IDC has warned that there will be a fallout for those selling servers and storage following the Brexit decision but thinks that distribution might be able to cushion price rises

The impact of the decision to leave the European Union is going to be felt in the storage and server markets as customer pause and reflect on investment decisions.

There are also pricing issues because most of the hardware is coming from manufacturers who base their activities in dollars and there will be adjustments as they try to factor in the weakening pound.

There night be a chance that some of the worst of the price rises are cushioned by the channel, according to an IDC analysis of the situation, because of their expertise in stocking up ahead of issues such as Brexit.

"The server and storage markets will see a negative effect in the short to medium term — planned datacenter modernization projects and new datacenter buildouts in the U.K. could be either postponed or delayed, because large multinational organisations will reconsider if the U.K. is the best location for a long-term datacenter investment," said Carla Arend, research director, IDC European Infrastructure and Cloud Research.

"Furthermore, the devaluation of the British pound drives server and storage manufacturers to adjust (increase) their pricing for the U.K. market, making it difficult for U.K. businesses to acquire technologies at desired budgets,” she added.

“However, distributors might delay this effect by one or two quarters as they are very savvy at stocking up when they anticipate a price rise,” she said.

Within days of the Brexit decision most of the major analyst houses rushed out some predictions of what it would mean, with Gartner forecasting negative IT spending for the next couple of years in the UK.
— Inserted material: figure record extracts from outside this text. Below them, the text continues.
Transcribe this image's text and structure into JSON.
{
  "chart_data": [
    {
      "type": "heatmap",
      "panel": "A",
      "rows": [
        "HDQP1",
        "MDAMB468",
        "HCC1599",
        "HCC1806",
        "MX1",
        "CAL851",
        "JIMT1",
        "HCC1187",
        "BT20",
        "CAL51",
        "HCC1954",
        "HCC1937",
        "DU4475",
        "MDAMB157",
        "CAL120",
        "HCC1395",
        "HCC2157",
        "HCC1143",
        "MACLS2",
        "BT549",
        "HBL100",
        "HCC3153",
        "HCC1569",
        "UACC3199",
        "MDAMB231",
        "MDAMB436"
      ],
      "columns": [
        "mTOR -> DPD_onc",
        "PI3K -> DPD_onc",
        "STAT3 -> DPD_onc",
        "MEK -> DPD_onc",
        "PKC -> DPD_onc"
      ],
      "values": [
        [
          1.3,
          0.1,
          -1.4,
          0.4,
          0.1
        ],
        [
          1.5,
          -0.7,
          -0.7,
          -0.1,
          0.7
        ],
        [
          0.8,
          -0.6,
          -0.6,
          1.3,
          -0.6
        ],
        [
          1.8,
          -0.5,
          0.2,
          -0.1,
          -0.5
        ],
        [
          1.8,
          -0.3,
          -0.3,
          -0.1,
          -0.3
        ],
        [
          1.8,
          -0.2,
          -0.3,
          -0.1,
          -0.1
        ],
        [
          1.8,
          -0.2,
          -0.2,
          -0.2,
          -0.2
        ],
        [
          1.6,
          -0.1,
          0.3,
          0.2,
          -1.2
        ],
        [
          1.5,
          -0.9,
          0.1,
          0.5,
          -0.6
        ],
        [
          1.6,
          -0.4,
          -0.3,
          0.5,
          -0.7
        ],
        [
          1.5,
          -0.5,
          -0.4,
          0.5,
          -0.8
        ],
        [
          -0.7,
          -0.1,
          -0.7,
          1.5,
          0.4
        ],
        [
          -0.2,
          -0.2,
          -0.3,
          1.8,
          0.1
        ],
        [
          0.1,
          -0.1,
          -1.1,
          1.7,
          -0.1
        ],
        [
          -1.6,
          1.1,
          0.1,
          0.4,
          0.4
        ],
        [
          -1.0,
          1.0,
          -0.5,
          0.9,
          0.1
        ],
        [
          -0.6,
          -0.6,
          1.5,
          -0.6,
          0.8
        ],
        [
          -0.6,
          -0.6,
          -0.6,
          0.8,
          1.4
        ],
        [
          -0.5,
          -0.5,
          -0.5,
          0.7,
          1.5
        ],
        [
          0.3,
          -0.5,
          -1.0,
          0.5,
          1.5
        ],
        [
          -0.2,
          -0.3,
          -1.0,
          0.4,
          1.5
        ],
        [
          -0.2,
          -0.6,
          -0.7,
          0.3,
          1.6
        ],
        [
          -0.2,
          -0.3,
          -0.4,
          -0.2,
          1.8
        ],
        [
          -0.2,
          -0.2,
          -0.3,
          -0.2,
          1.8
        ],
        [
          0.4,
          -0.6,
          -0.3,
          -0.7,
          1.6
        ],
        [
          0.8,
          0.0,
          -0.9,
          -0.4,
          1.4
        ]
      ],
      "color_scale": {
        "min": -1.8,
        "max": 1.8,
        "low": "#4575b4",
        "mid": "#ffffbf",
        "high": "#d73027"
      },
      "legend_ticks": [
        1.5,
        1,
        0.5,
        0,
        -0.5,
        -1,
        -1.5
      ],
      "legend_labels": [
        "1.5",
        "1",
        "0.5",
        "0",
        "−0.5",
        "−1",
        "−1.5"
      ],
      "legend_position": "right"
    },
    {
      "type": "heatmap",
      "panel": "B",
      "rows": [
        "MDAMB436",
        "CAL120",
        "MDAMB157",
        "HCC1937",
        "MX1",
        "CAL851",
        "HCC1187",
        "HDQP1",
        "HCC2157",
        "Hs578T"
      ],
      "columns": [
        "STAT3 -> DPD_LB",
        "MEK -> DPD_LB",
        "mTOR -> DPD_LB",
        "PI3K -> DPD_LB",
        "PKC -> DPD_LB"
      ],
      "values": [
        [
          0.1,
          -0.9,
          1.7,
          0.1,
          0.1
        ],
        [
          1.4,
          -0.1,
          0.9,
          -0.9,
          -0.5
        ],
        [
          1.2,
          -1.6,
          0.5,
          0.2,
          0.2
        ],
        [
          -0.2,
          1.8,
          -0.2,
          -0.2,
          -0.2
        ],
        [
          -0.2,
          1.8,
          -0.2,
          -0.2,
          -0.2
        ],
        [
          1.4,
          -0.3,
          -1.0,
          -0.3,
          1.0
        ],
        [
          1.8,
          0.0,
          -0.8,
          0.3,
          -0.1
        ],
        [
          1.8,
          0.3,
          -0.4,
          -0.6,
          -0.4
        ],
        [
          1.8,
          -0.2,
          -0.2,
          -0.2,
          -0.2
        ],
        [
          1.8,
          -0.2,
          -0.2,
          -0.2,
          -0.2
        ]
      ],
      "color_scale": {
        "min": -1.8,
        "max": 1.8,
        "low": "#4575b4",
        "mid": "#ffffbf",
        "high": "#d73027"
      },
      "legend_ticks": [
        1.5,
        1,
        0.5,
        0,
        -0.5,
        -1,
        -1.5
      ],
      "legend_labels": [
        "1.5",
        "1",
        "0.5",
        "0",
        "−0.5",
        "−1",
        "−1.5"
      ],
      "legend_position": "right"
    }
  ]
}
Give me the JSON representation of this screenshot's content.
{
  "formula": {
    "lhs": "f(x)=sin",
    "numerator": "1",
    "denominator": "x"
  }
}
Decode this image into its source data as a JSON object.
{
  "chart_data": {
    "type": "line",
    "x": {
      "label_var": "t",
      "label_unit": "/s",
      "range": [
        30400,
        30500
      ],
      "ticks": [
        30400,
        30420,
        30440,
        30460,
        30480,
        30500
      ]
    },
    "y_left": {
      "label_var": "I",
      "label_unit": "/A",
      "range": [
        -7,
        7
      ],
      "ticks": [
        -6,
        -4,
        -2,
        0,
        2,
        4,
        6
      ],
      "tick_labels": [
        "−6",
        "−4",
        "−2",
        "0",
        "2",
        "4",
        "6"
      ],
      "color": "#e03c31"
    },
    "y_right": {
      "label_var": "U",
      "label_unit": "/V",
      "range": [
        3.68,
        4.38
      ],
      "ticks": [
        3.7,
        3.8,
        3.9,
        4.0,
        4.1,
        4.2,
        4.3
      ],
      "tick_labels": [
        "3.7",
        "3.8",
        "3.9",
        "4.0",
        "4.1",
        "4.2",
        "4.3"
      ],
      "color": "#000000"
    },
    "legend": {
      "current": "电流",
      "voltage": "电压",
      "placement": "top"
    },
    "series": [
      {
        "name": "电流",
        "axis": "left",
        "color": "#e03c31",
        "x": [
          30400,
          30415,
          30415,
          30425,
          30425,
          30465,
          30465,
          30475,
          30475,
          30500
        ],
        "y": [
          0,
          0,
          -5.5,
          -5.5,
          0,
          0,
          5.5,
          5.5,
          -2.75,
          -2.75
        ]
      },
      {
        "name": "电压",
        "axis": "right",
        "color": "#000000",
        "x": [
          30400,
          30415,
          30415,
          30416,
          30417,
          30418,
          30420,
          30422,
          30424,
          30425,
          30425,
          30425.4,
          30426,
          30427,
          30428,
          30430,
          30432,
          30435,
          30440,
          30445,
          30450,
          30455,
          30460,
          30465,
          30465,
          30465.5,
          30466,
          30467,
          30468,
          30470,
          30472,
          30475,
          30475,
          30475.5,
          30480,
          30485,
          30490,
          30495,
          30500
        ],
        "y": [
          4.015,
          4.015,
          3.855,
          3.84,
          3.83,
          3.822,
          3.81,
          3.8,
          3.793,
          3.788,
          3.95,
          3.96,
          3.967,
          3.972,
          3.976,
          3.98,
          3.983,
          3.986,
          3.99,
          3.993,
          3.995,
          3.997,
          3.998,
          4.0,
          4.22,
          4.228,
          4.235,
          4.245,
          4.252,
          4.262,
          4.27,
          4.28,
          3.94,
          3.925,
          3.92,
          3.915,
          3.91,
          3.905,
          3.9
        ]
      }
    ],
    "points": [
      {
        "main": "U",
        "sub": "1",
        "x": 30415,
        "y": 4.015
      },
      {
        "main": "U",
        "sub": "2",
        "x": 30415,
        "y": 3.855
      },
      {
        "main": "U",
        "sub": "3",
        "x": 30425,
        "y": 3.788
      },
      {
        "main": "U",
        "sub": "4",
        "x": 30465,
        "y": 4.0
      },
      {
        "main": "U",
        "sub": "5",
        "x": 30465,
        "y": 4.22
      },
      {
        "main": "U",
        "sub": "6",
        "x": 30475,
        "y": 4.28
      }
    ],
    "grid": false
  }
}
But with things settling down slightly and some stability returning to the political scene, in the shape of a new Prime Minister, and a timetable for when Article 50 will be triggered there are some hopes that some investments might be re-sheduled fairly soon.

Despite some of the doom and gloom that accompanied the Brexit vote there are some tech firms viewing it as an opportunity to strengthen their commitment to the UK and the channel here.

Nick Galea, CEO and cofounder of 3CX, said that it did not feel the decision to leave the EU would have a negative impact on its business.

“We don’t see it as a negative thing for our business. We are aggressively expanding in the UK and there are lots of opportunities,” he said.